Ticari Bankaların finanse ettiği kredilerden yapı olarak farklı olan “Karbon Kredisi” uygulaması artık daha fazla gündeme gelmeye başladı.
Peki nedir bu “Karbon Kredisi” ve “Karbon Ayakizi” uygulamaları?
Kavram olarak içerisinde kredi kelimesini görenlerin aklına bankalar geliyor olabilir. Ama durum bundan biraz farklı. Karbon Kredisi kavram olarak, İklim Değişikliği Çerçeve Sözleşmesi kapsamında 2005 yılında yürürlüğe giren Kyoto Protokolü ile gündeme gelmiştir. Bazı gelişmiş ülkelerin Sera Gazı Salınımları (Karbon dioksit , Metan, Nitröz Oksit, Hidroflorür karbonlar gibi atmosferde kızıl ötesi ışınları tutarak atmosferin ısınmasına neden olan gazlara ya da bileşikler) için ulusal kotalar belirlenmiştir.
Protokol gereği, enerji üretimi yaparken belirlenmiş olan kotayı aşan kurum veya ülkeler, sınırın altında kalmış olan kurum veya ülkelere dolaylı olarak kazanç sağlamış oluyor.

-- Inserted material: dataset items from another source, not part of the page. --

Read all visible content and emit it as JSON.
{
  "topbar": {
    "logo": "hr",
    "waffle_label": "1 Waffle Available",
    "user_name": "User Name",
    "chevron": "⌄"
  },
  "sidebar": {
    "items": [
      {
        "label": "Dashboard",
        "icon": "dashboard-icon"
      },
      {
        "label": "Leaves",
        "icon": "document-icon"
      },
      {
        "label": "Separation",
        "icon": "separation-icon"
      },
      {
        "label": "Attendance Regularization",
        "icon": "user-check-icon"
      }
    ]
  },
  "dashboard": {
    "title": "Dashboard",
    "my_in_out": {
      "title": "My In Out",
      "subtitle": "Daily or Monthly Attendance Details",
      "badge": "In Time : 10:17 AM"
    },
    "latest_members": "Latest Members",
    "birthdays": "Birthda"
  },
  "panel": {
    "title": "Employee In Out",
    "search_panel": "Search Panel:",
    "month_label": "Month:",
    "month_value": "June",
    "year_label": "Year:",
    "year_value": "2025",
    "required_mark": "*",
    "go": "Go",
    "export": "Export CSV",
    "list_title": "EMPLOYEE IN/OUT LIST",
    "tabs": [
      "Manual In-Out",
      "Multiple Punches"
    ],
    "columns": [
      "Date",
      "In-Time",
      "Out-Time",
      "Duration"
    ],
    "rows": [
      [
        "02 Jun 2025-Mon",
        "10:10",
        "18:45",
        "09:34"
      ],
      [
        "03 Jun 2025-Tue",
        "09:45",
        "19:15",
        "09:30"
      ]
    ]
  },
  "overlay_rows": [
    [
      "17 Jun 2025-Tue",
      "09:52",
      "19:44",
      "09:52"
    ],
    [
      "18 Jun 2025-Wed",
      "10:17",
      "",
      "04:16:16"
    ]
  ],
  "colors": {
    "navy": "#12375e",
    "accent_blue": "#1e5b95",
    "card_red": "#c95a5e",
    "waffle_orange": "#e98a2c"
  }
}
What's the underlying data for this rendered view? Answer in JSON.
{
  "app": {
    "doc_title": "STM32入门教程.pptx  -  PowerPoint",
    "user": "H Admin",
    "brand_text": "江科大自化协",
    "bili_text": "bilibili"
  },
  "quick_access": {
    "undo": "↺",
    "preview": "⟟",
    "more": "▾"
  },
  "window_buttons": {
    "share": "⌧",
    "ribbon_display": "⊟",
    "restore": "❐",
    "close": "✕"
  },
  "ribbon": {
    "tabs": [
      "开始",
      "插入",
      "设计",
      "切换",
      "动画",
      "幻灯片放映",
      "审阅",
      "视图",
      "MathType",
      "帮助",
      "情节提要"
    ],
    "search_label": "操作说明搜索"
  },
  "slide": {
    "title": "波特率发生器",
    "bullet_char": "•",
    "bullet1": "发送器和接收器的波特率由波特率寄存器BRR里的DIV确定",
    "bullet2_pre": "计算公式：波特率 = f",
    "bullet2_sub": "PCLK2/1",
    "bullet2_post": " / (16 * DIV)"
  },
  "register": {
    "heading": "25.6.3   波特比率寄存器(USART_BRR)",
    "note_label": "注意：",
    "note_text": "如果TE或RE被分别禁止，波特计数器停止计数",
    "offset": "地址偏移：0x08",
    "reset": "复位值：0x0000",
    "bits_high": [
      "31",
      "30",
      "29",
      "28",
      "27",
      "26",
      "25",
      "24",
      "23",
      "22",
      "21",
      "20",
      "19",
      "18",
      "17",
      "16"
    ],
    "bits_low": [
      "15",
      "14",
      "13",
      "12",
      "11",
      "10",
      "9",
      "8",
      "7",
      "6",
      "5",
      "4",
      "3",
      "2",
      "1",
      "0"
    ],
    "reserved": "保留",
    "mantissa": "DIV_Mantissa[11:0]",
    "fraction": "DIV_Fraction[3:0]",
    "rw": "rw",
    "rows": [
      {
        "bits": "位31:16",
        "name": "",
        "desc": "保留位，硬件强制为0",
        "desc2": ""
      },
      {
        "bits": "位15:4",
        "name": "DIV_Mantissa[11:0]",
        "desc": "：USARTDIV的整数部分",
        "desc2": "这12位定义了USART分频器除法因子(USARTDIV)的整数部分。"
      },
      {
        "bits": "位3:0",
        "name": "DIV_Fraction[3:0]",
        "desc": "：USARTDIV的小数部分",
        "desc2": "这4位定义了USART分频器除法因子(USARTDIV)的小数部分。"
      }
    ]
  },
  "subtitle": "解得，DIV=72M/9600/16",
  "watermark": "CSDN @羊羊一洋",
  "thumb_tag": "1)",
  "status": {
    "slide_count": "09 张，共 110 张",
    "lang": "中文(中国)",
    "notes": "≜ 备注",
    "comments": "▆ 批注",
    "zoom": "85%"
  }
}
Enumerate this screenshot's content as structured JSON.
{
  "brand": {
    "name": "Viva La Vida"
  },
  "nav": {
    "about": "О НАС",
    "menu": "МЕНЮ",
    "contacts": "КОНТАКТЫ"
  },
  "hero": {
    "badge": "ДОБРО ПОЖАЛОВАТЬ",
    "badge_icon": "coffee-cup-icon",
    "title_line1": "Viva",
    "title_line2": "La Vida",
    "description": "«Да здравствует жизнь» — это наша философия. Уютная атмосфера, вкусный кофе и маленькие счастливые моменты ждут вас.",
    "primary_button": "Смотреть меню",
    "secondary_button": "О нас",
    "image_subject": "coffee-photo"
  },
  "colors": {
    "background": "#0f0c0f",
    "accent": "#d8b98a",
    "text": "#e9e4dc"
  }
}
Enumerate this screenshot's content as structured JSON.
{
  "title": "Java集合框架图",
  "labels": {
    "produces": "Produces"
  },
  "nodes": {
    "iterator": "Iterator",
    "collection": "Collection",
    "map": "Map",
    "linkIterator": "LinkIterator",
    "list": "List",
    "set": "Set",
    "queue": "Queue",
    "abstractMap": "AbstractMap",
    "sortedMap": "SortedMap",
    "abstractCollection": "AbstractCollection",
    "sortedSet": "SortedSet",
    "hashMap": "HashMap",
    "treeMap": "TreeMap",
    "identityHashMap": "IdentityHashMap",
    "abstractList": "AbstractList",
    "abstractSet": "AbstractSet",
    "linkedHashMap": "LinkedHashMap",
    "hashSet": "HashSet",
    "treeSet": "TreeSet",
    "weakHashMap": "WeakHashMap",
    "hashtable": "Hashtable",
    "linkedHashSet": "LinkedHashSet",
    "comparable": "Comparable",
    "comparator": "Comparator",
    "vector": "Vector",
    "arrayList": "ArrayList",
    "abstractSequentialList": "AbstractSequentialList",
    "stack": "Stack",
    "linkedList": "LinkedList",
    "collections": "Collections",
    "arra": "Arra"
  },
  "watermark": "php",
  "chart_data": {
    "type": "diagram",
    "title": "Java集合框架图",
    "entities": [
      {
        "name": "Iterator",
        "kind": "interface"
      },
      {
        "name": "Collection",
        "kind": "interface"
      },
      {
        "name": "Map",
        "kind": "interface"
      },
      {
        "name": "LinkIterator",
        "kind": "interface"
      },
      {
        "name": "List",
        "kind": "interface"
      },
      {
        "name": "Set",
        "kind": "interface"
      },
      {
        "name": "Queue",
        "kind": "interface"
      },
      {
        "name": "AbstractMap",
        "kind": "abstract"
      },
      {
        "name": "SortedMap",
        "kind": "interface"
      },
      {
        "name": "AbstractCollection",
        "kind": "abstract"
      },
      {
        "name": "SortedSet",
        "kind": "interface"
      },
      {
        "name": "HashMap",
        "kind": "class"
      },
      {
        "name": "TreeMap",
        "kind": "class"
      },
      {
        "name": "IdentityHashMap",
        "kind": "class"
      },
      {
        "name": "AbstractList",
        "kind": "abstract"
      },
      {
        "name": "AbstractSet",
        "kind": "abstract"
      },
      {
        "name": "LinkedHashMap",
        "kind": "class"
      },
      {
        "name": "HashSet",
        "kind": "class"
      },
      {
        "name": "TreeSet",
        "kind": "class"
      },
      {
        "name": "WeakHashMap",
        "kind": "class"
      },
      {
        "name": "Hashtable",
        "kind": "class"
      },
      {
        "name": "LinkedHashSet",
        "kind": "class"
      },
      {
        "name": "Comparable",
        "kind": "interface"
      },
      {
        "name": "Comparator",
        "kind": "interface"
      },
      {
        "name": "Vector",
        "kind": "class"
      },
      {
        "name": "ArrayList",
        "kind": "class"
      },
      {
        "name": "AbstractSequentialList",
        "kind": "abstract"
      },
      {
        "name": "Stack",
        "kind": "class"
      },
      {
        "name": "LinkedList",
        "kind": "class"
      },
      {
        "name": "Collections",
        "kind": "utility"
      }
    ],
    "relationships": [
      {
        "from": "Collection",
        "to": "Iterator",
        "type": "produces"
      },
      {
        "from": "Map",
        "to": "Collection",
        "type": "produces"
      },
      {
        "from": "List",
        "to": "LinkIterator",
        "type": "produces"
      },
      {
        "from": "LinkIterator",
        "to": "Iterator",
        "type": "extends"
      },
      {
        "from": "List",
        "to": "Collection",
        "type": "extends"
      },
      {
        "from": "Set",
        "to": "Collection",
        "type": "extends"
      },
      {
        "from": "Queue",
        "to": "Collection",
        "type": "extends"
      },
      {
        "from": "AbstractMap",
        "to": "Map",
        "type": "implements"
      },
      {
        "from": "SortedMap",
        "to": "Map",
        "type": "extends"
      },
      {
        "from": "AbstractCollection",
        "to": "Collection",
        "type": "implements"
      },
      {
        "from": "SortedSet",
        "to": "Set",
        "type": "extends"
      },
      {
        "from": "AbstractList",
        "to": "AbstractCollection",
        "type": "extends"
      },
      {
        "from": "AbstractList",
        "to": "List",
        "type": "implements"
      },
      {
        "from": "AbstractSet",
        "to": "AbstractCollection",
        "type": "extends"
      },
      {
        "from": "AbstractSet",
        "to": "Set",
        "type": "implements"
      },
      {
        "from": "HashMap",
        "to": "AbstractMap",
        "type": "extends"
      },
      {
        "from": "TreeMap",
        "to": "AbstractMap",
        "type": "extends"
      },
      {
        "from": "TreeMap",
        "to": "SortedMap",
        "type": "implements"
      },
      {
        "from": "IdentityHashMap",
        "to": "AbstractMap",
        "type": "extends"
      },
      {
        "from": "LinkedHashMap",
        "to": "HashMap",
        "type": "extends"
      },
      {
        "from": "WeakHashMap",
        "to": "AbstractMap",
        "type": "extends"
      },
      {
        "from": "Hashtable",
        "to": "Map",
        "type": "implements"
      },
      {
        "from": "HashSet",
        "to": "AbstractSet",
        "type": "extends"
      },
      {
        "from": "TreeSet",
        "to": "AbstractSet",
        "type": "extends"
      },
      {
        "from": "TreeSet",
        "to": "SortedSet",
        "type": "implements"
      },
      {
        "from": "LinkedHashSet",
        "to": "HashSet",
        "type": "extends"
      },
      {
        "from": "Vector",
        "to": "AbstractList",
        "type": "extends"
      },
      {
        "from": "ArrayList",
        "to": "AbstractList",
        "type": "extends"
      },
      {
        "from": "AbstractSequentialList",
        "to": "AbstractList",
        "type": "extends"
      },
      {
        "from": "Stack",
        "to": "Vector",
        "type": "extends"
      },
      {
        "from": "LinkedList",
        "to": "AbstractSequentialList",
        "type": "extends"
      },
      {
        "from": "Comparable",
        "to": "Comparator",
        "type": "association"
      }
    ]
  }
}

Bu karbon ticaretinde “Karbon Kredisi” olarak ifade ediliyor. Böylece iklim değişikliğine neden olan sera gazı salınımının azaltılması hedefliyor. Karbon ayak izi ise karbondioksit cinsinden ölçülen, üretilen sera gazı miktarı açısından insan faaliyetlerinin çevreye verdiği zararın ölçüsü olarak ifade ediliyor.
Birincil ayak izi evsel enerji tüketimi ve ulaşım (araba, uçak) dahil olmak üzere fosil yakıtlarının yanmasından ortaya çıkan doğrudan CO2 emisyonlarının ölçüsüdür. İkincil ayak izi kullandığımız ürünlerin tüm yaşam döngüsünden bu ürünlerin imalatı ve en sonunda bozulmalarıyla ilgili olan dolaylı CO2 emisyonlarının ölçüsüdür.
Dünya’nın tüm ekonomilerinde verimlilik ve kar odaklı üretim süreçleri, çoğu zaman çevresel zararları göz ardı ettiği için iklim değişikliğine sebebiyet vermektedir. Gelişmekte olduğu düşünülen Karbon Ticareti, agresif bir üretim modülünden çevre odaklı bir yapıya dönüşün en büyük anahtarlarından birisi olabilir. Ülkemize baktığımızda İSTAÇ’ın da (İstanbul Çevre Yönetimi Sanayi ve Ticaret AŞ.) karbon kredisi konusunda girişimleri bulunuyor.
İklim Değişikliğini etkileyen hususlarla ilgili olarak birçok kurum sosyal sorumluluk anlamında çalışmalar yürütmekte olup, bazı kurumların ise bunu kurum politikasının merkezinde tutmayıp, yasal zorunluluk ve ya kurum çıkarları için kullandığı düşünülmektedir.
Son dönemde karşı karşıya olduğumuz salgın sebebi ile, doğal olarak yaşam alanlarımız sınırlı ve daha az özgürüz. Küreselleşmenin ve tedarik zincirlerindeki uzun mesafe satışlarının azalması, çalışma saatlerinin azaltılması, iş yerlerinin kapalı tutulması ve değişen yaşam koşullarının küresel emisyonlarda azalmaya yol açtığı düşünülürken, bu süreç atlatıldığında ekonomik toparlanmaya ihtiyaç duyacak kurumların, iklim dostu politikalarından ödün vereceği ve bunun daha büyük bir tehdit oluşturacağı düşünülüyor. Kyoto Protokolü kapsamında, salgının tamamen ortadan kalkması ile birlikte limitini aşma potansiyeli olan ülkelerin karbon kredisine daha fazla ihtiyaç duyacağı ve bu da karbon ticaretini olumlu yönde etkileceği düşünülmektedir. İnsanların temiz hava ve çevreye ihtiyacı var ve insan hayatındaki kalitenin, hangi tür enerji kaynaklarının kullanılması ile bağlantılı olduğu biliniyor. Toplumların birkaç nesil sonrasını düşünmeyi içselleştirdiğinde, çevresel zararları önlemek adına fosil yakıtların kademeli olarak azalması, rüzgar ve güneş enerjisi kullanımının ise artması kaçınılmaz olacaktır.